Typischerweise kündigt sich ein solcher Gewitterkomplex schon einige Zeit vor Eintreffen der eigentlichen Gewitterzone zunächst mit immer dichter werdenden hohen und weiß erscheinenden Wolkenfeldern an. Es handelt sich hierbei um den sogenannten Cirrus-Wolkenschirm, der sich am Oberrand der Troposphäre (ca. 10-12 km Höhe) horizontal ausbreitet. Einige Zeit später erscheint dann meist im Westen oder Südwesten eine breite "schwarze" Wolkenwand am Horizont, die langsam immer näherkommt. Dann hört man auch das erste Donnergrollen aus der Ferne. Entsteht das MCS erst am späten Abend oder in der Nacht, dann kann man häufig ein imposantes Wetterleuchten am Firmament beobachten, so auch beim MCS vom 16. August 2023. Noch vor dem Regen kündigen sich die Gewitter schließlich durch eine Böenfront an. Der Wind frischt schlagartig stürmisch auf. Teilweise verursachen schwere Sturmböen, in Einzelfällen sogar Orkanböen größere Schäden wie umgestürzte Bäume oder abgedeckte Dächer. Erst nach dem Sturm setzt dann kräftiger Regen ein, der anschließend in leichten bis mäßigen "Landregen" übergeht.

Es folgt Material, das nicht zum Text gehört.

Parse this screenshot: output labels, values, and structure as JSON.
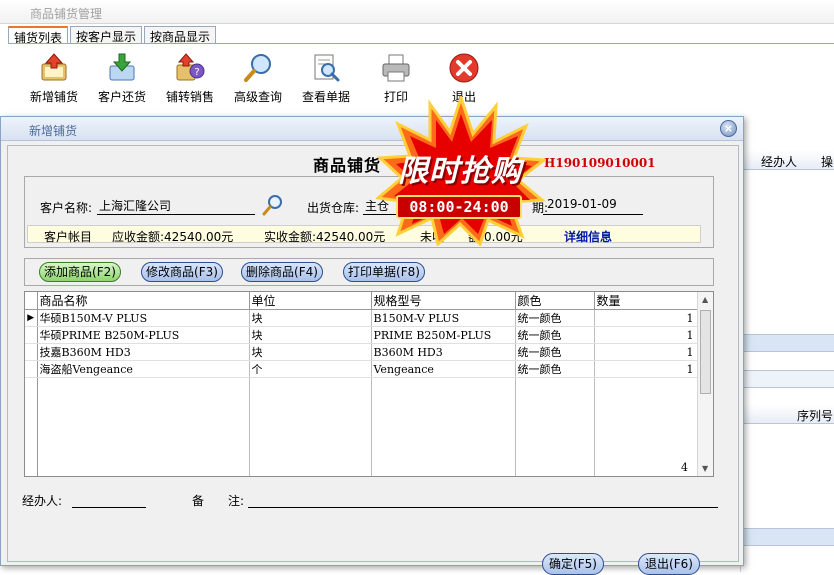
{
  "app": {
    "title": "商品铺货管理"
  },
  "tabs": [
    {
      "label": "铺货列表"
    },
    {
      "label": "按客户显示"
    },
    {
      "label": "按商品显示"
    }
  ],
  "toolbar": {
    "items": [
      {
        "label": "新增铺货",
        "icon": "add-document-icon"
      },
      {
        "label": "客户还货",
        "icon": "return-download-icon"
      },
      {
        "label": "铺转销售",
        "icon": "convert-sales-icon"
      },
      {
        "label": "高级查询",
        "icon": "magnifier-icon"
      },
      {
        "label": "查看单据",
        "icon": "view-document-icon"
      },
      {
        "label": "打印",
        "icon": "printer-icon"
      },
      {
        "label": "退出",
        "icon": "exit-x-icon"
      }
    ]
  },
  "right_pane": {
    "col1": "经办人",
    "col2": "操",
    "col3": "序列号"
  },
  "dialog": {
    "title": "新增铺货",
    "heading": "商品铺货",
    "order_no": "H190109010001",
    "customer_label": "客户名称:",
    "customer_value": "上海汇隆公司",
    "warehouse_label": "出货仓库:",
    "warehouse_value": "主仓",
    "date_label_tail": "期:",
    "date_value": "2019-01-09",
    "account_label": "客户帐目",
    "receivable": "应收金额:42540.00元",
    "received": "实收金额:42540.00元",
    "unreceived": "未收",
    "unreceived_tail": "额:0.00元",
    "detail_link": "详细信息",
    "buttons": {
      "add": "添加商品(F2)",
      "edit": "修改商品(F3)",
      "delete": "删除商品(F4)",
      "print": "打印单据(F8)"
    },
    "grid": {
      "columns": [
        "商品名称",
        "单位",
        "规格型号",
        "颜色",
        "数量"
      ],
      "rows": [
        {
          "name": "华硕B150M-V PLUS",
          "unit": "块",
          "spec": "B150M-V PLUS",
          "color": "统一颜色",
          "qty": "1"
        },
        {
          "name": "华硕PRIME B250M-PLUS",
          "unit": "块",
          "spec": "PRIME B250M-PLUS",
          "color": "统一颜色",
          "qty": "1"
        },
        {
          "name": "技嘉B360M HD3",
          "unit": "块",
          "spec": "B360M HD3",
          "color": "统一颜色",
          "qty": "1"
        },
        {
          "name": "海盗船Vengeance",
          "unit": "个",
          "spec": "Vengeance",
          "color": "统一颜色",
          "qty": "1"
        }
      ],
      "row_count": "4"
    },
    "handler_label": "经办人:",
    "remark_label_1": "备",
    "remark_label_2": "注:",
    "ok_button": "确定(F5)",
    "exit_button": "退出(F6)"
  },
  "promo": {
    "headline": "限时抢购",
    "hours": "08:00-24:00"
  },
  "colors": {
    "order_no": "#d10000",
    "link": "#0019a6",
    "promo_red": "#e60000"
  }
}
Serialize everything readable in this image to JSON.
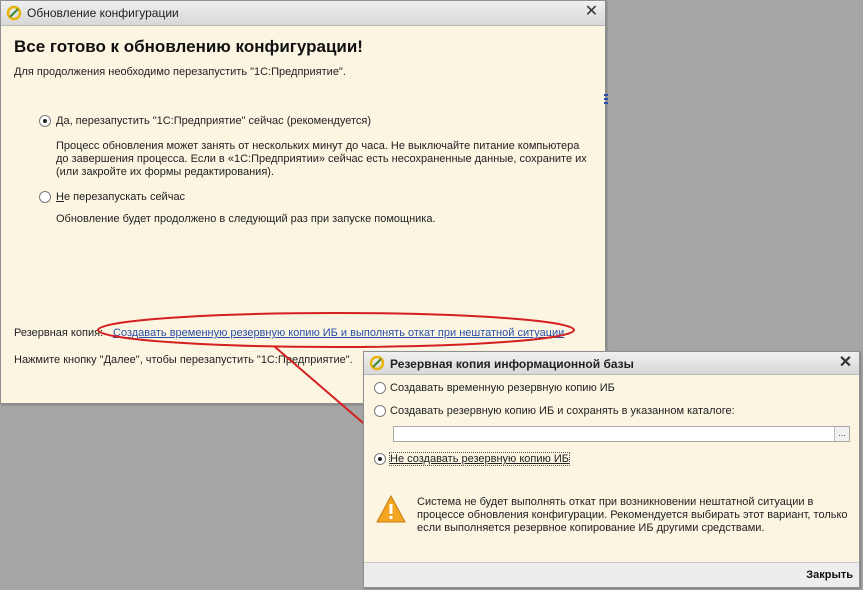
{
  "main_window": {
    "title": "Обновление конфигурации",
    "heading": "Все готово к обновлению конфигурации!",
    "intro": "Для продолжения необходимо перезапустить \"1С:Предприятие\".",
    "option1": {
      "hotkey": "Д",
      "label_rest": "а, перезапустить \"1С:Предприятие\" сейчас (рекомендуется)",
      "selected": true,
      "desc_lines": [
        "Процесс обновления может занять от нескольких минут до часа. Не выключайте питание компьютера",
        "до завершения процесса. Если в «1С:Предприятии» сейчас есть несохраненные данные, сохраните их",
        "(или закройте их формы редактирования)."
      ]
    },
    "option2": {
      "hotkey": "Н",
      "label_rest": "е перезапускать сейчас",
      "selected": false,
      "desc": "Обновление будет продолжено в следующий раз при запуске помощника."
    },
    "backup_label": "Резервная копия:",
    "backup_link": "Создавать временную резервную копию ИБ и выполнять откат при нештатной ситуации",
    "footer": "Нажмите кнопку \"Далее\", чтобы перезапустить \"1С:Предприятие\"."
  },
  "backup_dialog": {
    "title": "Резервная копия информационной базы",
    "options": [
      {
        "label": "Создавать временную резервную копию ИБ",
        "selected": false
      },
      {
        "label": "Создавать резервную копию ИБ и сохранять в указанном каталоге:",
        "selected": false
      },
      {
        "label": "Не создавать резервную копию ИБ",
        "selected": true
      }
    ],
    "path_value": "",
    "browse_label": "...",
    "warning_lines": [
      "Система не будет выполнять откат при возникновении нештатной ситуации в",
      "процессе обновления конфигурации. Рекомендуется выбирать этот вариант, только",
      "если выполняется резервное копирование ИБ другими средствами."
    ],
    "close_button": "Закрыть"
  },
  "icons": {
    "app": "1c-logo-icon",
    "close": "close-icon",
    "warning": "warning-icon"
  },
  "colors": {
    "link": "#2a4fa8",
    "highlight": "#d42020",
    "window_bg": "#fbf5e2",
    "warning": "#f5a623"
  }
}
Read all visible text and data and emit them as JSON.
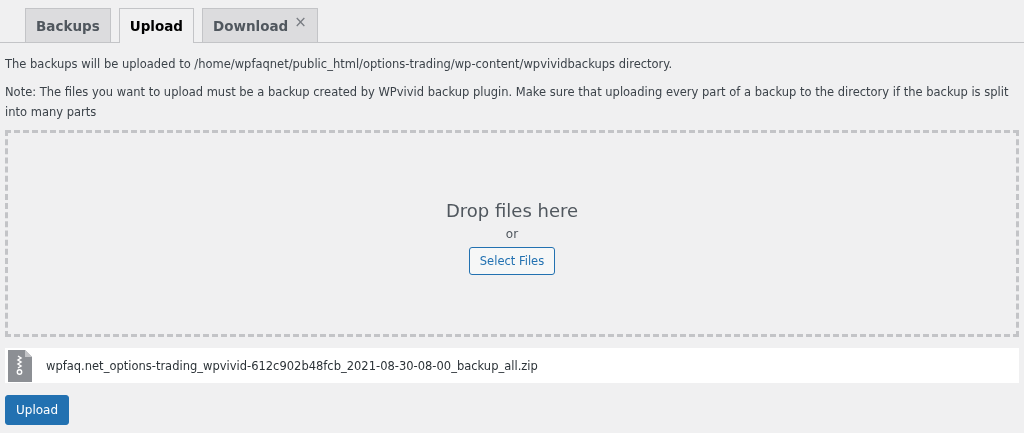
{
  "tabs": [
    {
      "label": "Backups",
      "selected": false
    },
    {
      "label": "Upload",
      "selected": true
    },
    {
      "label": "Download",
      "selected": false,
      "close": "×"
    }
  ],
  "info": "The backups will be uploaded to /home/wpfaqnet/public_html/options-trading/wp-content/wpvividbackups directory.",
  "note": "Note: The files you want to upload must be a backup created by WPvivid backup plugin. Make sure that uploading every part of a backup to the directory if the backup is split into many parts",
  "dropzone": {
    "title": "Drop files here",
    "or": "or",
    "button": "Select Files"
  },
  "files": [
    {
      "name": "wpfaq.net_options-trading_wpvivid-612c902b48fcb_2021-08-30-08-00_backup_all.zip"
    }
  ],
  "upload_button": "Upload"
}
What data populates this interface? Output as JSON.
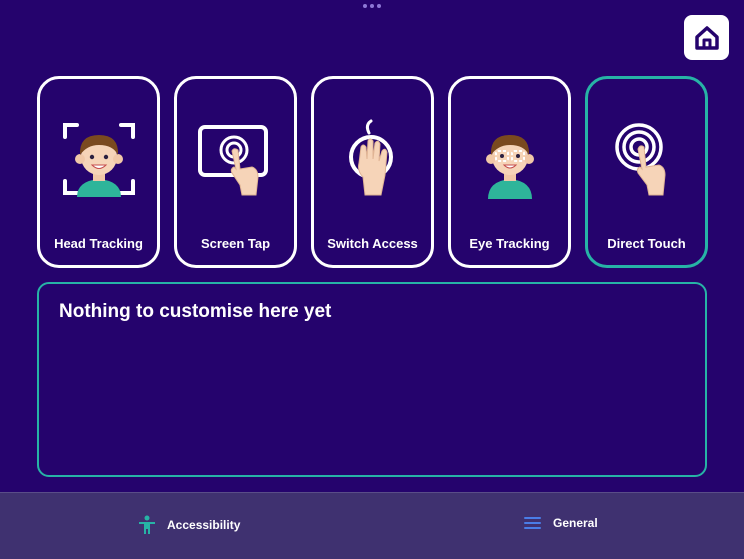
{
  "colors": {
    "background": "#25036d",
    "accent_teal": "#27b3a6",
    "card_border": "#ffffff",
    "bottom_bar": "#3f3170",
    "tab_icon_blue": "#4a7de8"
  },
  "header": {
    "home_icon": "home-icon"
  },
  "modes": [
    {
      "label": "Head Tracking",
      "icon": "head-tracking-icon",
      "selected": false
    },
    {
      "label": "Screen Tap",
      "icon": "screen-tap-icon",
      "selected": false
    },
    {
      "label": "Switch Access",
      "icon": "switch-access-icon",
      "selected": false
    },
    {
      "label": "Eye Tracking",
      "icon": "eye-tracking-icon",
      "selected": false
    },
    {
      "label": "Direct Touch",
      "icon": "direct-touch-icon",
      "selected": true
    }
  ],
  "panel": {
    "title": "Nothing to customise here yet"
  },
  "bottom_tabs": [
    {
      "label": "Accessibility",
      "icon": "accessibility-person-icon"
    },
    {
      "label": "General",
      "icon": "menu-lines-icon"
    }
  ]
}
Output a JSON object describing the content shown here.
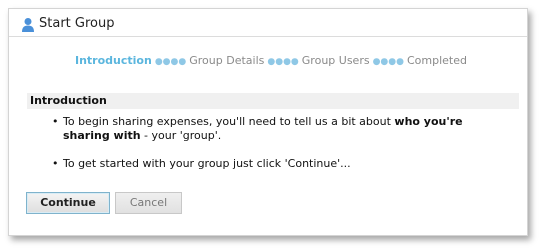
{
  "window": {
    "title": "Start Group",
    "icon": "user-icon"
  },
  "steps": [
    {
      "label": "Introduction",
      "active": true
    },
    {
      "label": "Group Details",
      "active": false
    },
    {
      "label": "Group Users",
      "active": false
    },
    {
      "label": "Completed",
      "active": false
    }
  ],
  "step_separator": "●●●●",
  "section": {
    "title": "Introduction"
  },
  "bullets": {
    "item1_text_before": "To begin sharing expenses, you'll need to tell us a bit about ",
    "item1_text_bold": "who you're sharing with",
    "item1_text_after": " - your 'group'.",
    "item2_text": "To get started with your group just click 'Continue'..."
  },
  "buttons": {
    "continue_label": "Continue",
    "cancel_label": "Cancel"
  },
  "colors": {
    "active_step": "#5bb6de",
    "inactive_step": "#8a8a8a",
    "separator_dots": "#8fc8e6",
    "section_header_bg": "#f0f0f0"
  }
}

Mesoskalige konvektive Systeme entstehen zunächst aus einzelnen Gewittern, die sich zumeist am Nachmittag und Abend zu einem größeren Gewitterkomplex zusammenschließen. Dieser erreicht eine horizontale Ausdehnung von 100 Kilometern und mehr. Die Form eines MCS kann sehr unterschiedlich sein. Mal ist der Wolkenschirm fast kreisförmig oder oval, mal organisieren sich die Gewitter eher linienförmig. Bei letzterem spricht man von einer "Squall-Line", die im nächsten und vorläufig letzten Artikel dieser Reihe erläutert wird. Vor allem im Anfangsstadium sind die Gewitter oft noch mit heftigem Platzregen und Hagel begleitet, während im fortgeschrittenen Stadium des MCSs ein zunehmend größer werdendes Regengebiet entsteht, in dem die Intensität des stärksten Niederschlags allmählich abnimmt. Dagegen rücken die Sturmböen mehr in den Fokus.
Die größte Form eines MCSs ist der sogenannte "mesoscale convective complex" (kurz: MCC). Um einen Gewitterkomplex als MCC bezeichnen zu können, müssen mehrere Bedingungen gegeben sein. Zum einen definiert sich ein MCC über die Temperatur am oberen Rand der Wolke. Dabei ist die Temperatur, die die Wolke nach oben ins Weltall abstrahlt, umso niedriger, je höher die Wolke ist. Diese abgestrahlte Temperatur wird mithilfe von Satelliten bestimmt. Man spricht nun von einem MCC, wenn gleichzeitig die Fläche mit Wolkenoberflächentemperaturen kleiner -32 °C größer als 100.000 Quadratkilometer (ca. 360 km Durchmesser bei kreisförmigem MCC) und die Fläche mit Temperaturen kleiner -52 °C größer als 50.000 Quadratkilometer (ca. 250 km Durchmesser) ist. Zudem müssen diese Verhältnisse mehr als sechs Stunden andauern. Der wohl heftigste MCC, der Deutschland in den letzten Jahrzehnten heimgesucht hat, war übrigens das Pfingstmontags-Unwetter vom 9. Juni 2014 (siehe Themen des Tages vom 7. und 9. Juni 2019).